Les dirigeants des pays du Mouvement des non-alignés (NAM) ont dénoncé vendredi la campagne militaire israélienne à Gaza et exigé un cessez-le-feu immédiat, lors du sommet annuel de l’organisme de 120 membres.

Des dizaines de chefs d’État et d’autres hauts responsables du MNA, formé officiellement en 1961 par des pays opposés à l’adhésion à l’un ou l’autre des deux principaux blocs militaires et politiques de l’époque de la guerre froide, participent à ce sommet en Ouganda.

Israël a lancé son offensive à Gaza après l’attaque du groupe militant islamiste Hamas du 7 octobre au cours de laquelle les responsables israéliens affirment que plus de 1 200 Israéliens et étrangers ont été tués et 240 pris en otages.

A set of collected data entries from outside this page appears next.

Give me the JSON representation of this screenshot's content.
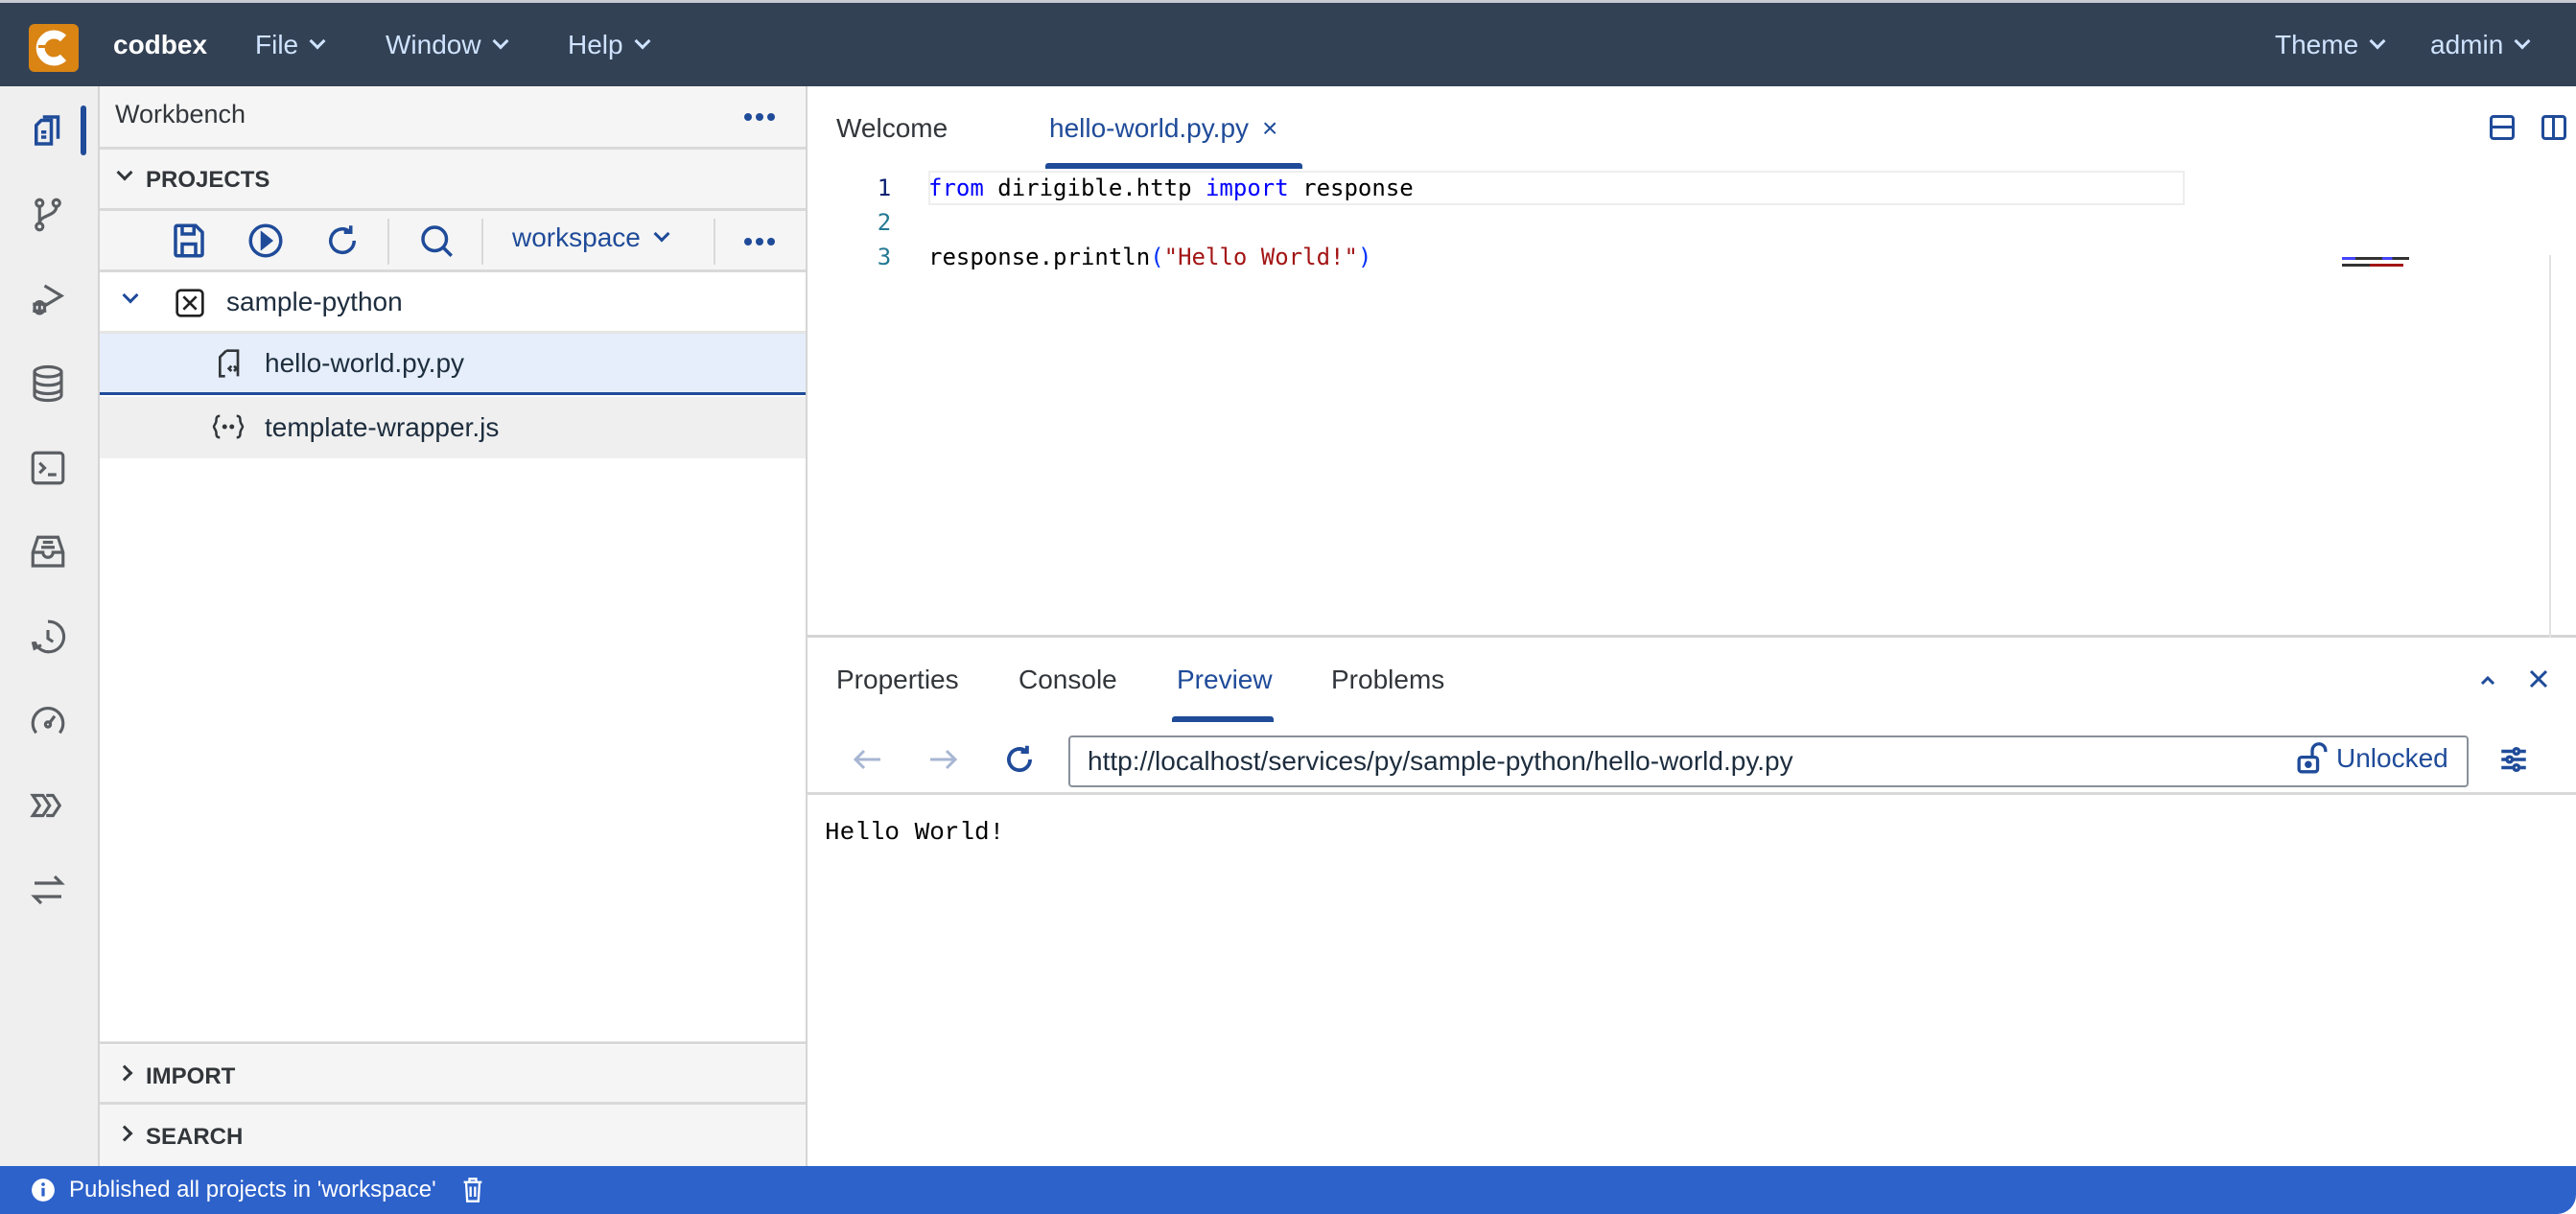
{
  "header": {
    "brand": "codbex",
    "menus": [
      {
        "label": "File"
      },
      {
        "label": "Window"
      },
      {
        "label": "Help"
      }
    ],
    "right_menus": [
      {
        "label": "Theme"
      },
      {
        "label": "admin"
      }
    ]
  },
  "activity_bar": {
    "items": [
      {
        "icon": "workbench-files-icon",
        "active": true
      },
      {
        "icon": "git-branch-icon"
      },
      {
        "icon": "debug-icon"
      },
      {
        "icon": "database-icon"
      },
      {
        "icon": "terminal-icon"
      },
      {
        "icon": "inbox-tray-icon"
      },
      {
        "icon": "history-icon"
      },
      {
        "icon": "speedometer-icon"
      },
      {
        "icon": "process-chevrons-icon"
      },
      {
        "icon": "transfer-arrows-icon"
      }
    ]
  },
  "sidebar": {
    "title": "Workbench",
    "projects_section": "PROJECTS",
    "toolbar": {
      "workspace": "workspace",
      "buttons": [
        "save-icon",
        "publish-icon",
        "refresh-icon",
        "search-icon"
      ]
    },
    "tree": {
      "project": "sample-python",
      "files": [
        {
          "name": "hello-world.py.py",
          "selected": true
        },
        {
          "name": "template-wrapper.js",
          "selected": false
        }
      ]
    },
    "import_section": "IMPORT",
    "search_section": "SEARCH"
  },
  "editor": {
    "tabs": [
      {
        "label": "Welcome",
        "active": false
      },
      {
        "label": "hello-world.py.py",
        "active": true,
        "close": "×"
      }
    ],
    "lines": [
      {
        "num": "1",
        "tokens": [
          {
            "t": "from",
            "c": "kw"
          },
          {
            "t": " dirigible.http ",
            "c": ""
          },
          {
            "t": "import",
            "c": "kw"
          },
          {
            "t": " response",
            "c": ""
          }
        ]
      },
      {
        "num": "2",
        "tokens": []
      },
      {
        "num": "3",
        "tokens": [
          {
            "t": "response.println",
            "c": ""
          },
          {
            "t": "(",
            "c": "pn"
          },
          {
            "t": "\"Hello World!\"",
            "c": "str"
          },
          {
            "t": ")",
            "c": "pn"
          }
        ]
      }
    ]
  },
  "panel": {
    "tabs": [
      {
        "label": "Properties"
      },
      {
        "label": "Console"
      },
      {
        "label": "Preview",
        "active": true
      },
      {
        "label": "Problems"
      }
    ],
    "preview": {
      "url": "http://localhost/services/py/sample-python/hello-world.py.py",
      "lock_label": "Unlocked",
      "output": "Hello World!"
    }
  },
  "status": {
    "message": "Published all projects in 'workspace'"
  },
  "colors": {
    "header_bg": "#334155",
    "accent": "#1f4b99",
    "logo": "#d98413",
    "status_bg": "#2d62cb"
  }
}
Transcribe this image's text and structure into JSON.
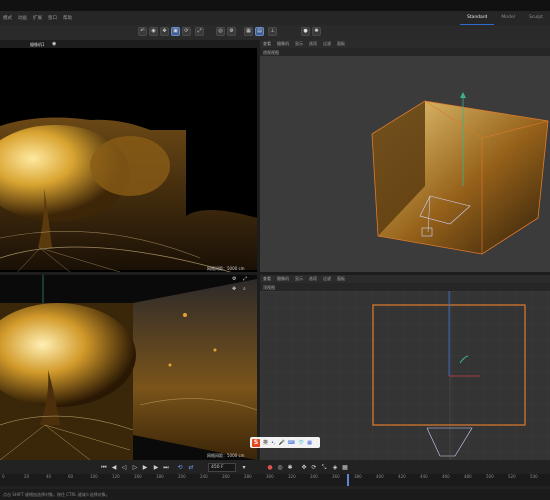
{
  "menubar": {
    "items": [
      "模式",
      "动画",
      "扩展",
      "窗口",
      "帮助"
    ]
  },
  "layout_tabs": [
    "Standard",
    "Model",
    "Sculpt"
  ],
  "viewports": {
    "perspective": {
      "camera_label": "摄像机1",
      "grid_label": "网格间距：5000 cm",
      "grid_label_short": "网格间距：5000 cm"
    },
    "top": {
      "menu": [
        "查看",
        "摄像机",
        "显示",
        "选项",
        "过滤",
        "面板"
      ],
      "title": "透视视图"
    },
    "right": {
      "menu": [
        "查看",
        "摄像机",
        "显示",
        "选项",
        "过滤",
        "面板"
      ],
      "title": "顶视图"
    }
  },
  "timeline": {
    "frame_field": "450 F",
    "ticks": [
      "0",
      "20",
      "40",
      "60",
      "100",
      "120",
      "160",
      "180",
      "200",
      "240",
      "260",
      "280",
      "300",
      "320",
      "340",
      "360",
      "380",
      "400",
      "420",
      "440",
      "460",
      "480",
      "500",
      "520",
      "540"
    ]
  },
  "status": {
    "text": "点击 SHIFT 键增加选择对象。按住 CTRL 键减少选择对象。"
  },
  "ime": {
    "logo": "S",
    "mode": "英"
  }
}
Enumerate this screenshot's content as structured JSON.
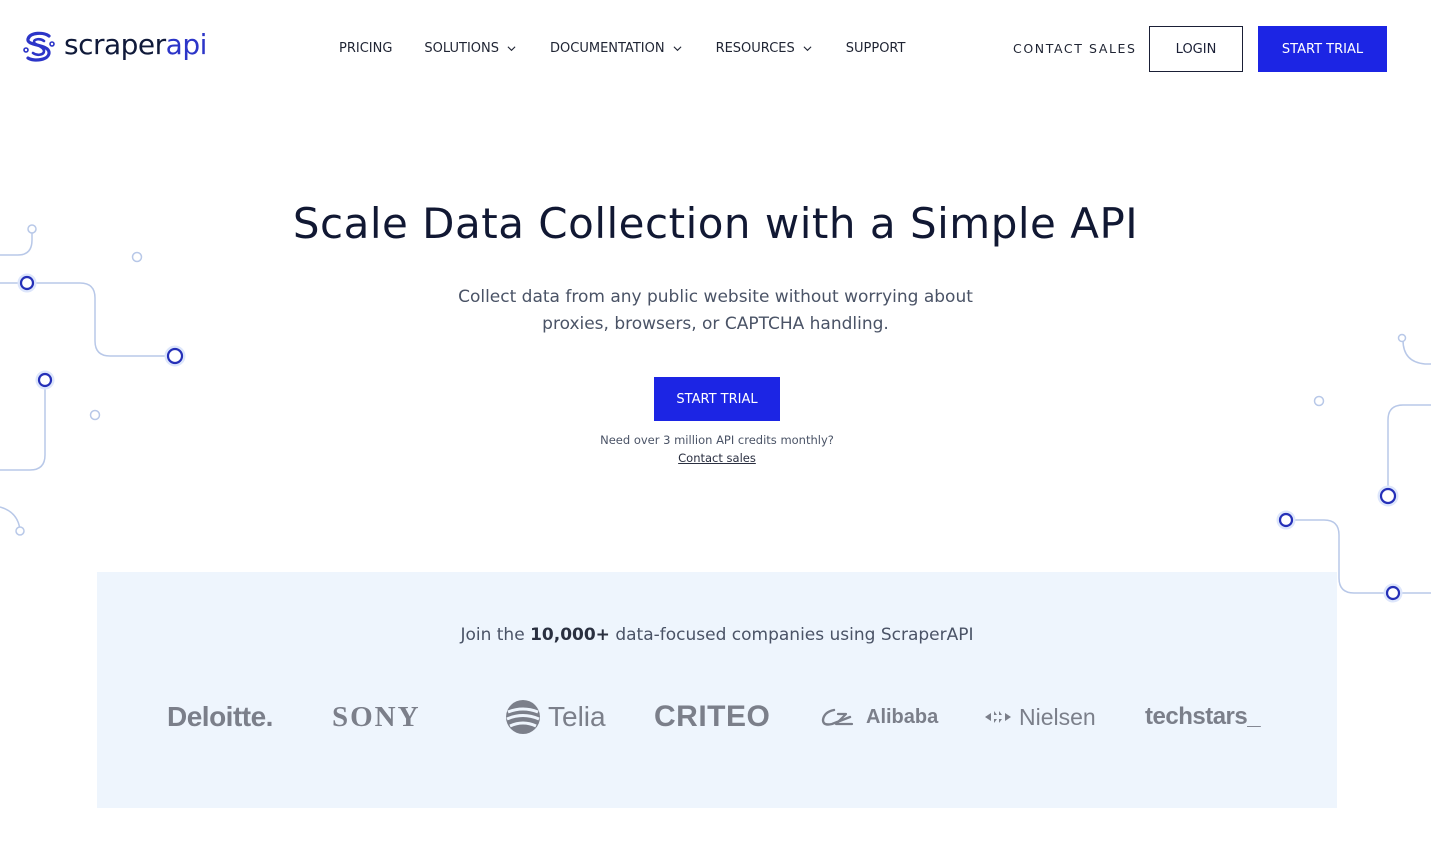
{
  "brand": {
    "name_part1": "scraper",
    "name_part2": "api",
    "primary_color": "#1c25e4",
    "text_color": "#101a3a"
  },
  "nav": {
    "items": [
      {
        "label": "PRICING",
        "has_dropdown": false
      },
      {
        "label": "SOLUTIONS",
        "has_dropdown": true
      },
      {
        "label": "DOCUMENTATION",
        "has_dropdown": true
      },
      {
        "label": "RESOURCES",
        "has_dropdown": true
      },
      {
        "label": "SUPPORT",
        "has_dropdown": false
      }
    ],
    "contact_sales": "CONTACT SALES",
    "login": "LOGIN",
    "start_trial": "START TRIAL"
  },
  "hero": {
    "title": "Scale Data Collection with a Simple API",
    "subtitle_line1": "Collect data from any public website without worrying about",
    "subtitle_line2": "proxies, browsers, or CAPTCHA handling.",
    "cta": "START TRIAL",
    "note": "Need over 3 million API credits monthly?",
    "note_link": "Contact sales"
  },
  "trust": {
    "prefix": "Join the ",
    "highlight": "10,000+",
    "suffix": " data-focused companies using ScraperAPI",
    "background_color": "#eef5fd",
    "logos": [
      "Deloitte.",
      "SONY",
      "Telia",
      "CRITEO",
      "Alibaba",
      "Nielsen",
      "techstars_"
    ]
  },
  "icons": {
    "logo_mark": "scraperapi-s-logo-icon",
    "chevron": "chevron-down-icon"
  }
}
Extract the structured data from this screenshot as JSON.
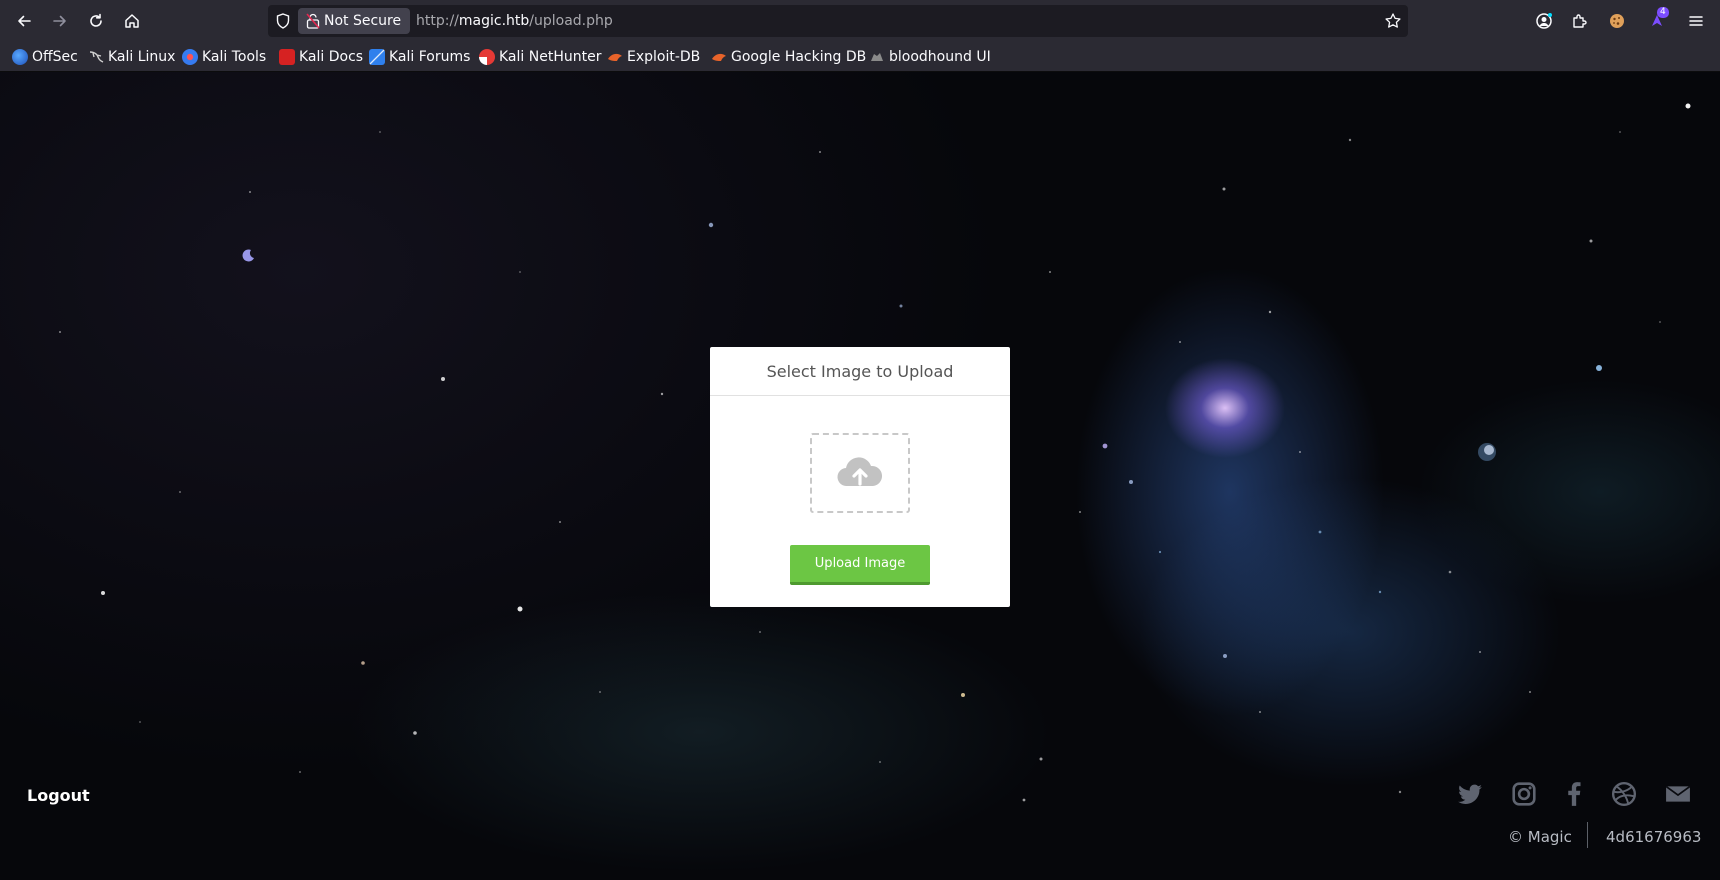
{
  "browser": {
    "security_label": "Not Secure",
    "url_scheme": "http://",
    "url_host": "magic.htb",
    "url_path": "/upload.php",
    "extension_badge": "4",
    "icons": {
      "back": "back-arrow-icon",
      "forward": "forward-arrow-icon",
      "reload": "reload-icon",
      "home": "home-icon",
      "shield": "tracking-shield-icon",
      "lock": "broken-lock-icon",
      "bookmark": "star-icon",
      "account": "account-icon",
      "extensions": "puzzle-icon",
      "cookie": "cookie-extension-icon",
      "menu": "hamburger-menu-icon"
    }
  },
  "bookmarks": [
    {
      "label": "OffSec",
      "icon": "offsec-icon",
      "color": "#3a7bd5"
    },
    {
      "label": "Kali Linux",
      "icon": "kali-dragon-icon",
      "color": "#cccccc"
    },
    {
      "label": "Kali Tools",
      "icon": "kali-tools-icon",
      "color": "#367bf0"
    },
    {
      "label": "Kali Docs",
      "icon": "kali-docs-icon",
      "color": "#d62222"
    },
    {
      "label": "Kali Forums",
      "icon": "kali-forums-icon",
      "color": "#2f80ed"
    },
    {
      "label": "Kali NetHunter",
      "icon": "nethunter-icon",
      "color": "#e53935"
    },
    {
      "label": "Exploit-DB",
      "icon": "exploit-db-icon",
      "color": "#e8632a"
    },
    {
      "label": "Google Hacking DB",
      "icon": "ghdb-icon",
      "color": "#e8632a"
    },
    {
      "label": "bloodhound UI",
      "icon": "bloodhound-icon",
      "color": "#8a8a8a"
    }
  ],
  "upload": {
    "title": "Select Image to Upload",
    "dropzone_icon": "cloud-upload-icon",
    "button_label": "Upload Image",
    "button_color": "#6cc644"
  },
  "footer": {
    "logout_label": "Logout",
    "social_icons": [
      "twitter-icon",
      "instagram-icon",
      "facebook-icon",
      "dribbble-icon",
      "envelope-icon"
    ],
    "copyright": "© Magic",
    "hash": "4d61676963"
  }
}
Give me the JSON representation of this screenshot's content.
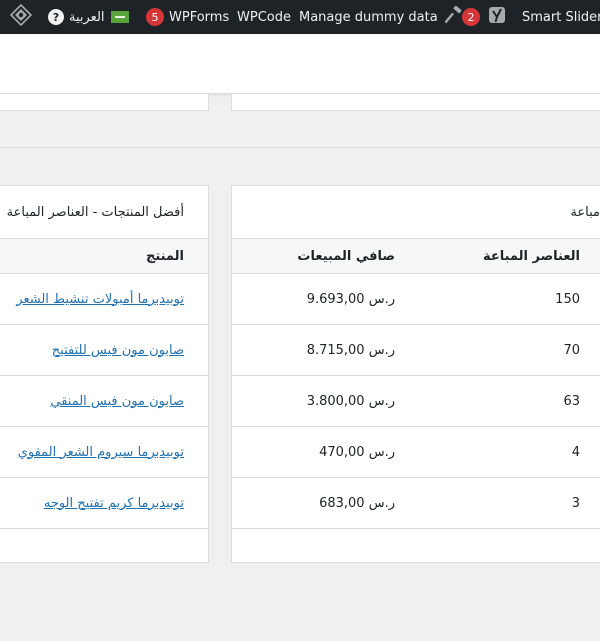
{
  "admin_bar": {
    "wp_logo": "wordpress-icon",
    "language": "العربية",
    "wpforms_count": "5",
    "wpforms_label": "WPForms",
    "wpcode_label": "WPCode",
    "dummy_data_label": "Manage dummy data",
    "yoast_count": "2",
    "smart_slider_label": "Smart Slider"
  },
  "left_card": {
    "title": "أفضل المنتجات - العناصر المباعة",
    "column_product": "المنتج",
    "products": [
      "توبيدبرما أمبولات تنشيط الشعر",
      "صابون مون فيس للتفتيح",
      "صابون مون فيس المنقي",
      "توبيدبرما سيروم الشعر المقوي",
      "توبيدبرما كريم تفتيح الوجه"
    ]
  },
  "right_card": {
    "title": "مباعة",
    "column_net_sales": "صافي المبيعات",
    "column_items_sold": "العناصر المباعة",
    "rows": [
      {
        "net_sales": "9.693,00 ر.س",
        "items_sold": "150"
      },
      {
        "net_sales": "8.715,00 ر.س",
        "items_sold": "70"
      },
      {
        "net_sales": "3.800,00 ر.س",
        "items_sold": "63"
      },
      {
        "net_sales": "470,00 ر.س",
        "items_sold": "4"
      },
      {
        "net_sales": "683,00 ر.س",
        "items_sold": "3"
      }
    ]
  }
}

La campagne militaire a tué plus de 24 000 Palestiniens, selon les autorités sanitaires de Gaza.

« Depuis le 7 octobre, nous avons assisté à l’un des actes de génocide les plus cruels jamais enregistrés dans l’histoire », a déclaré le vice-président cubain, Salvador Valdes Mesa, dans un discours aux délégués.

« Comment les pays occidentaux, qui prétendent être si civilisés, peuvent-ils justifier le meurtre de femmes et d’enfants à Gaza, les bombardements aveugles d’hôpitaux et d’écoles et la privation d’accès à l’eau potable et à la nourriture ? » s’est-il interrogé.

Moussa Faki Mahamat, président de la commission de l’Union africaine, a appelé à la fin immédiate de ce qu’il a qualifié de « guerre injuste contre le peuple palestinien ».

Presque tous les pays africains appartiennent au MNA, représentant près de la moitié de ses membres, tandis que les autres membres vont de l’Inde et de l’Indonésie à l’Arabie saoudite en passant par l’Iran, le Chili, le Pérou et la Colombie.

Israël a déclaré qu’il agissait en état de légitime défense et a rejeté les accusations de génocide, notamment dans l’affaire intentée contre lui par l’Afrique du Sud devant la plus haute juridiction des Nations Unies.

S’exprimant lors du sommet, le président sud-africain Cyril Ramaphosa a déclaré que la guerre à Gaza avait démontré l’insuffisance des Nations Unies, en particulier du Conseil de sécurité, où les États-Unis ont opposé leur veto à plusieurs résolutions critiquant Israël.

« Nous devons établir un système de gouvernance mondiale juste et équitable, capable de répondre aux besoins de toutes les personnes se trouvant dans des situations de menace et de préjudice », a déclaré Ramaphosa.